Xavier Vilanova i Montiu
Xavier Vilanova I Montiu (Barcelona, 1 August 1902 - Paris, 8 May 1965) was a Catalan dermatologist. His father, Pelai Vilanova i Massanet, was considered one of the creators of Catalan dermatology.
He graduated in Medicine from the University of Barcelona in 1923. Subsequently, following his family’s advice he moved to Paris to specialize in dermatology at the Hospital Saint Louis, then stayed for a period in Strasbourg and Milan where he received training from other leading scientists. On his return to Spain, he obtained a doctorate in Medicine in Madrid in 1928. In the wake of the Spanish Civil War, he traveled in 1936 to Colombia to run the leprosarium Aguas de Dios. Again back in Spain, he was Chair of Dermatology at the University of Valladolid in 1942, at the University of Valencia in 1944 and finally at the University of Barcelona in 1948.
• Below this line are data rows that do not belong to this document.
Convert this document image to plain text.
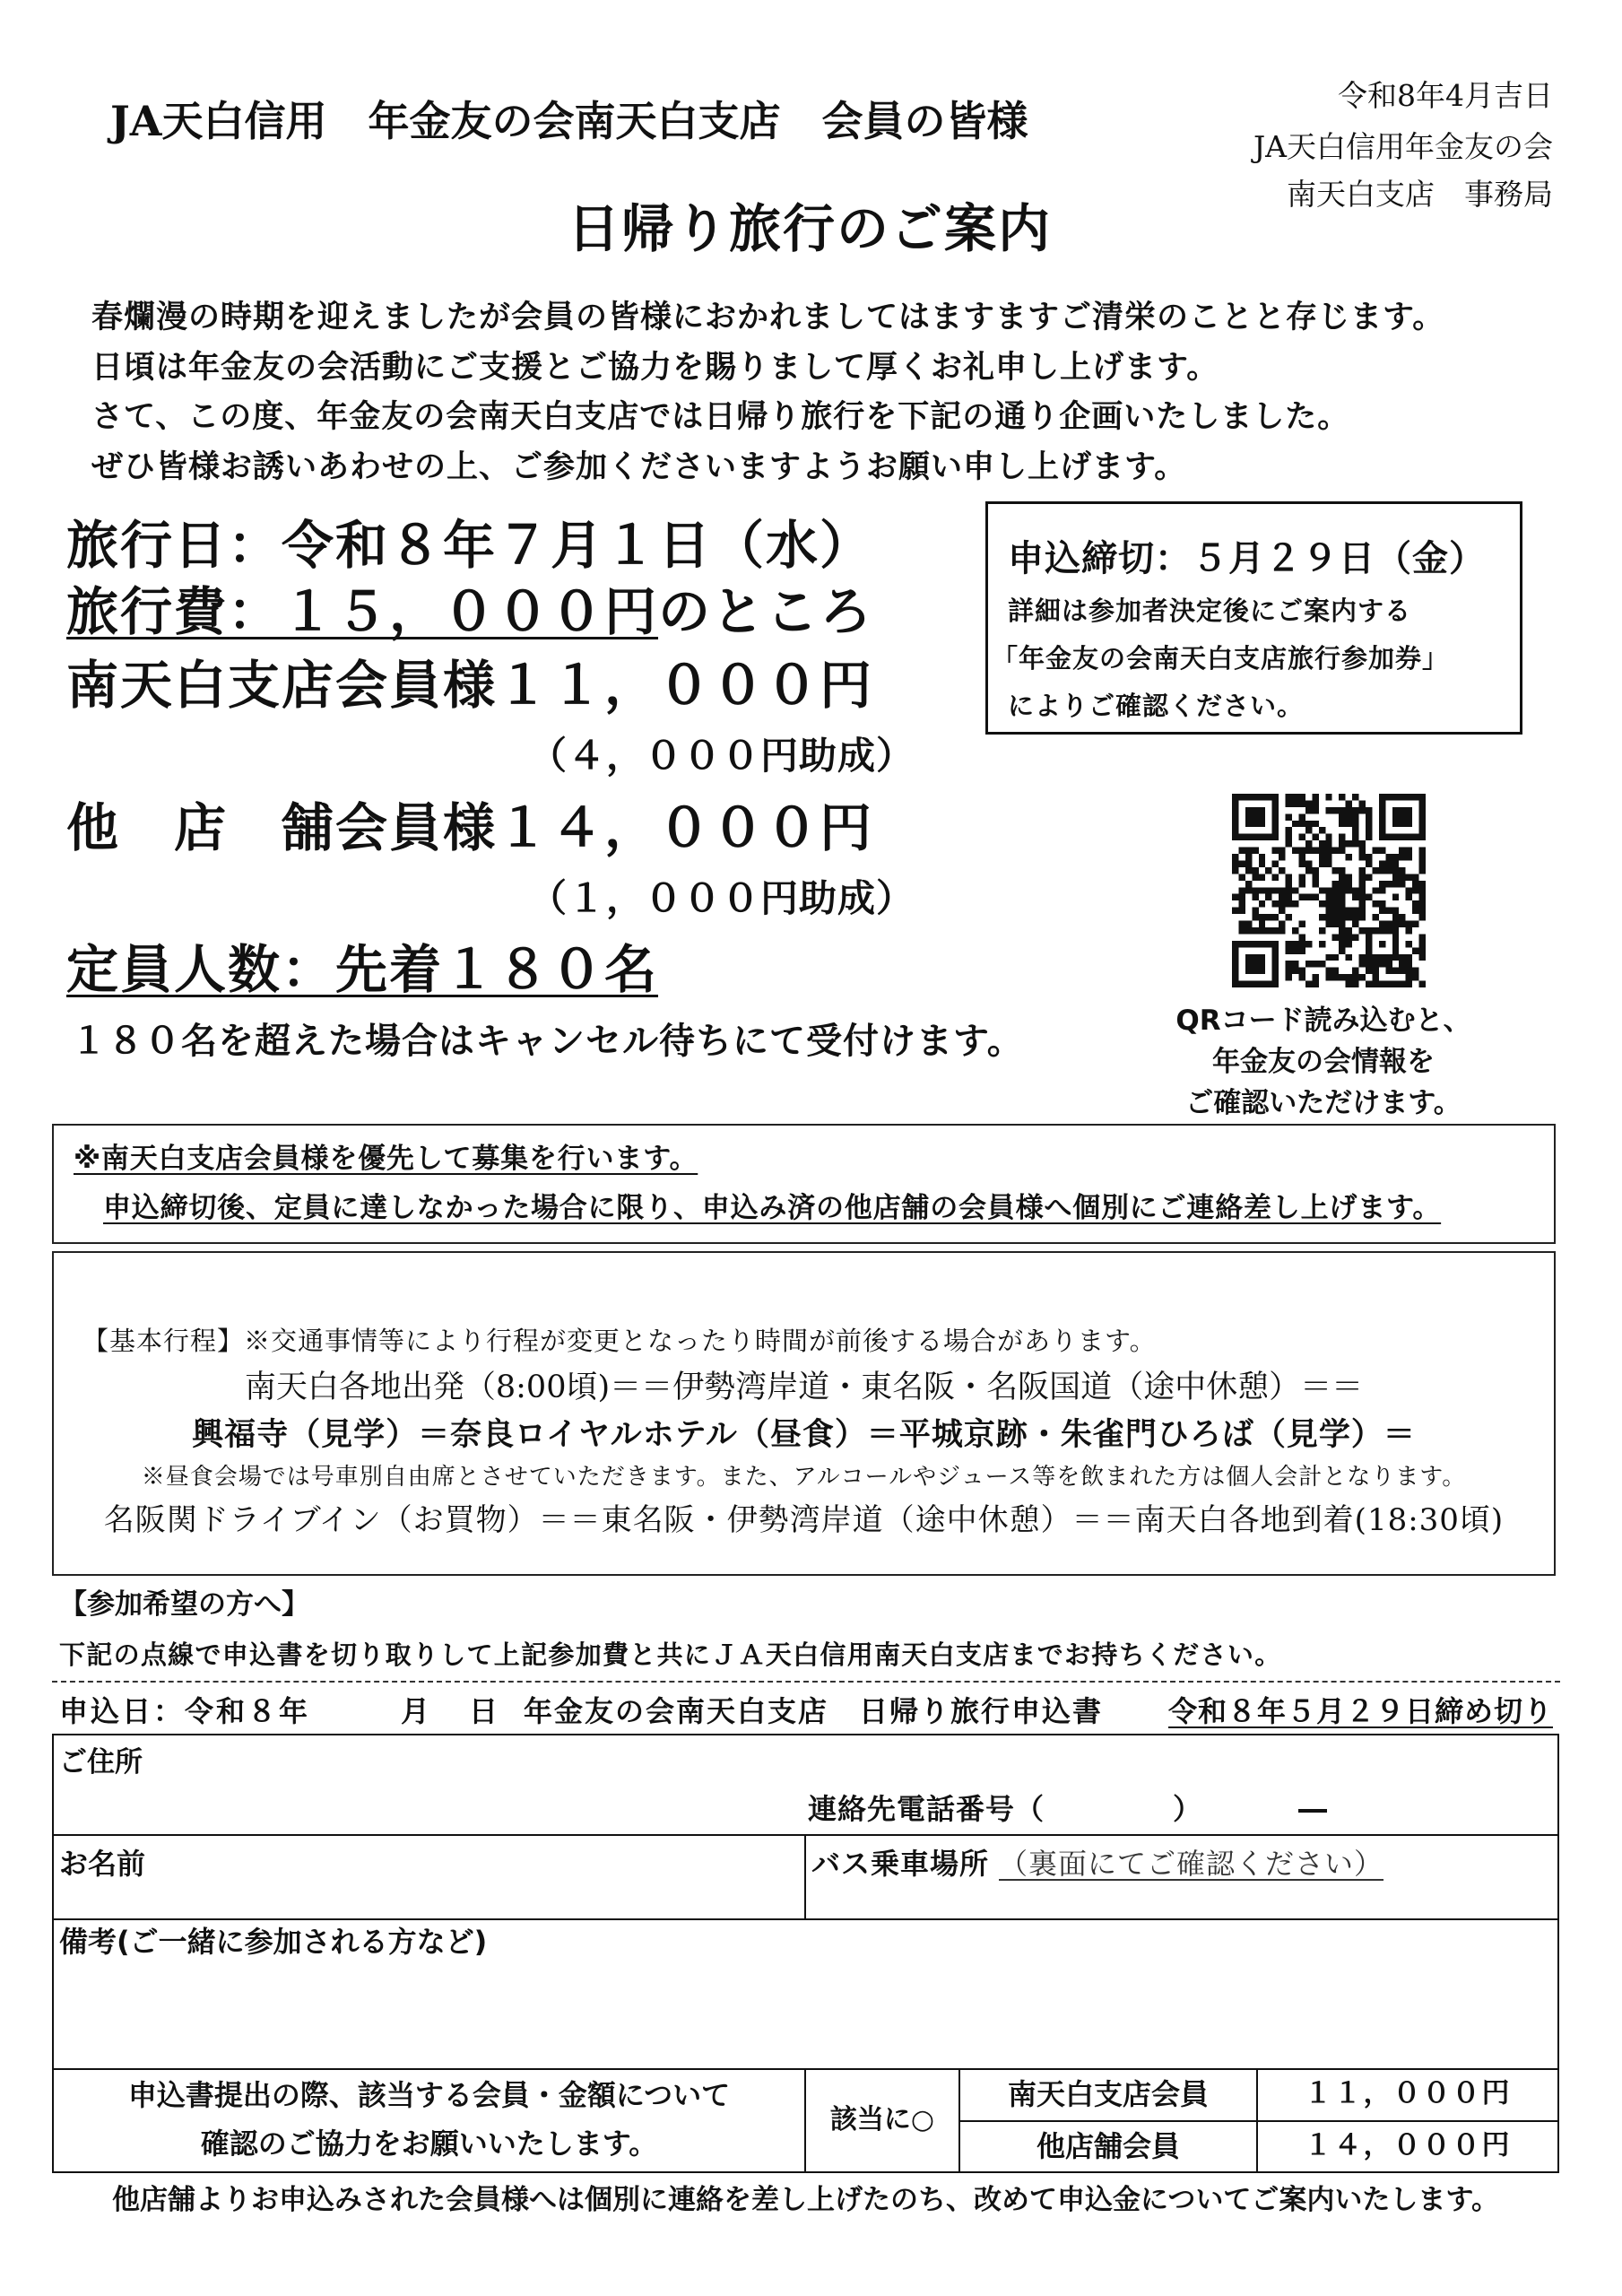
令和8年4月吉日
JA天白信用年金友の会
南天白支店　事務局
JA天白信用　年金友の会南天白支店　会員の皆様
日帰り旅行のご案内
春爛漫の時期を迎えましたが会員の皆様におかれましてはますますご清栄のことと存じます。
日頃は年金友の会活動にご支援とご協力を賜りまして厚くお礼申し上げます。
さて、この度、年金友の会南天白支店では日帰り旅行を下記の通り企画いたしました。
ぜひ皆様お誘いあわせの上、ご参加くださいますようお願い申し上げます。
旅行日：令和８年７月１日（水）
旅行費：１５，０００円のところ
南天白支店会員様１１，０００円
（４，０００円助成）
他　店　舗会員様１４，０００円
（１，０００円助成）
定員人数：先着１８０名
１８０名を超えた場合はキャンセル待ちにて受付けます。
申込締切：５月２９日（金）
詳細は参加者決定後にご案内する
「年金友の会南天白支店旅行参加券」
によりご確認ください。
QRコード読み込むと、
年金友の会情報を
ご確認いただけます。
※南天白支店会員様を優先して募集を行います。
申込締切後、定員に達しなかった場合に限り、申込み済の他店舗の会員様へ個別にご連絡差し上げます。
【基本行程】※交通事情等により行程が変更となったり時間が前後する場合があります。
南天白各地出発（8:00頃)＝＝伊勢湾岸道・東名阪・名阪国道（途中休憩）＝＝
興福寺（見学）＝奈良ロイヤルホテル（昼食）＝平城京跡・朱雀門ひろば（見学）＝
※昼食会場では号車別自由席とさせていただきます。また、アルコールやジュース等を飲まれた方は個人会計となります。
名阪関ドライブイン（お買物）＝＝東名阪・伊勢湾岸道（途中休憩）＝＝南天白各地到着(18:30頃)
【参加希望の方へ】
下記の点線で申込書を切り取りして上記参加費と共にＪＡ天白信用南天白支店までお持ちください。
申込日：令和８年	月 日 年金友の会南天白支店　日帰り旅行申込書 令和８年５月２９日締め切り
ご住所
連絡先電話番号（	）	―
お名前	バス乗車場所 （裏面にてご確認ください）
備考(ご一緒に参加される方など)
申込書提出の際、該当する会員・金額について
確認のご協力をお願いいたします。
該当に○
南天白支店会員	１１，０００円
他店舗会員	１４，０００円
他店舗よりお申込みされた会員様へは個別に連絡を差し上げたのち、改めて申込金についてご案内いたします。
He directed the Professional School of Dermatology of Barcelona in 1952. His extensive scientific activity was reflected in more than five hundred publications, attaining, furthermore, numerous national and international distinctions. He was Honorary President of the Spanish Academy of Dermatology and a member of the National Academy of Medicine of France, where he was nominated Officier de l'Ordre de la Santé Publique. He was also an honorary member of the German, Argentinian, Brazilian, French, German, Dutch, Belgian, Iranian, Italian, Mexican, Portuguese, Uruguayan, Venezuelan and Israeli Dermatological Societies. He was elected president of the Ibero-Latin-American College of Dermatology in 1962 and of the Spanish Academy of Dermatology in 1963. His appointment as an expert in the Venerology and Treponematosis Section of the World Health Organization, was a recognition of his status as a specialist in sexually transmitted diseases.